Make Harissa Pasta now: spicy harissa, creamy tomato, and sausage tossed with bucatini for a bold weeknight dinner.
Bring a large pot of generously salted water to a rolling boil and cook the bucatini (or spaghetti) until perfectly al dente, following the package timing. Leave plenty of pasta water in the pot — do not drain it — so you can loosen the sauce later. Keep the strands glossy and slightly firm to the bite; this is the foundation that will marry with the sauce in the pan.

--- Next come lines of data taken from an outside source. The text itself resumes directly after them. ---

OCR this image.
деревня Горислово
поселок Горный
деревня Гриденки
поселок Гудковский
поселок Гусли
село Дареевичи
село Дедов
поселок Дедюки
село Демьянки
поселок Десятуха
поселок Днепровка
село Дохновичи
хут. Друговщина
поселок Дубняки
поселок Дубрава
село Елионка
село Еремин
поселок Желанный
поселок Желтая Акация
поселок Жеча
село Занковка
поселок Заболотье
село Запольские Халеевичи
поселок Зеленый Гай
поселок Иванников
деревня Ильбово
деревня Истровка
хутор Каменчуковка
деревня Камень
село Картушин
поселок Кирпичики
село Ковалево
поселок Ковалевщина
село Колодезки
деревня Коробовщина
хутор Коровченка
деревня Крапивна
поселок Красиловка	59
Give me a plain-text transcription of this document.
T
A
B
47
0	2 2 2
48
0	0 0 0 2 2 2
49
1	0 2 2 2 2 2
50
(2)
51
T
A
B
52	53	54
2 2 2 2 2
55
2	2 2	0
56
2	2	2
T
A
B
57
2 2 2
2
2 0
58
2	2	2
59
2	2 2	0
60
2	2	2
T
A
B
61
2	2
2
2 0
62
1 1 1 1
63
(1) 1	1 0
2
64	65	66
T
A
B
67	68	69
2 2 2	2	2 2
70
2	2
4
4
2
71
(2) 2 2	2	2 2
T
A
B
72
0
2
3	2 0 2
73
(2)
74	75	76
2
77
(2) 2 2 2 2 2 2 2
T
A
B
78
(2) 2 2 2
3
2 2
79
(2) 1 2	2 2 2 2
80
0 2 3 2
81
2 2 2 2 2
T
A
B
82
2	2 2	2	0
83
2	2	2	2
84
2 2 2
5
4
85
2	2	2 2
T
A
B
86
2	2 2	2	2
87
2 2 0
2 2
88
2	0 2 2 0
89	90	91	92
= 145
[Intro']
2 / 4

Warm a large stainless steel skillet with a tablespoon of olive oil, then add the diced shallot and cook just until softened and translucent, about two minutes. Add the ground sausage and break it apart with a wooden spoon, letting it brown in small crumbled morsels until caramelized edges appear. Toss in the minced garlic, cook for just thirty seconds until fragrant, and season lightly with salt and pepper — you want browned savory bits and golden fond clinging to the meat.
Stir in the tomato paste, harissa paste and oregano, cooking briefly to toast the paste and bloom the spices so the color deepens to a rich reddish-brown. Gradually pour in the low-sodium chicken broth and add the finely diced sun-dried tomatoes, letting the mixture become cohesive and slightly reduced. Turn the heat low and whisk in the room-temperature heavy cream, freshly grated parmesan and chopped parsley until the sauce is glossy, emulsive, and thick enough to coat a spoon. Taste and adjust seasoning — this is the visual and flavor milestone where savory browned sausage meets silky spicy cream.

Using tongs, lift the hot bucatini directly from the pot of cooking water and transfer it straight into the skillet with the finished sauce. Toss vigorously so each long strand is ribboned in the creamy harissa-tomato coating; if the sauce seems too tight, splash in a little reserved hot pasta water to loosen and achieve a glossy cling. Keep the skillet moving so the textures integrate: glossy pasta strands, crumbled sausage pockets, and flecks of sun-dried tomato and herb.
Pile the twirled bucatini into the same gleaming stainless steel skillet, shower generously with freshly chopped basil and an extra dusting of grated parmesan. Let the cheese melt into warm rivulets across the noodles, and present the skillet on the painted pine wood surface for serving — the final dish should feel vibrant, creamy, and texturally rich with pops of herbaceous green and grainy cheese.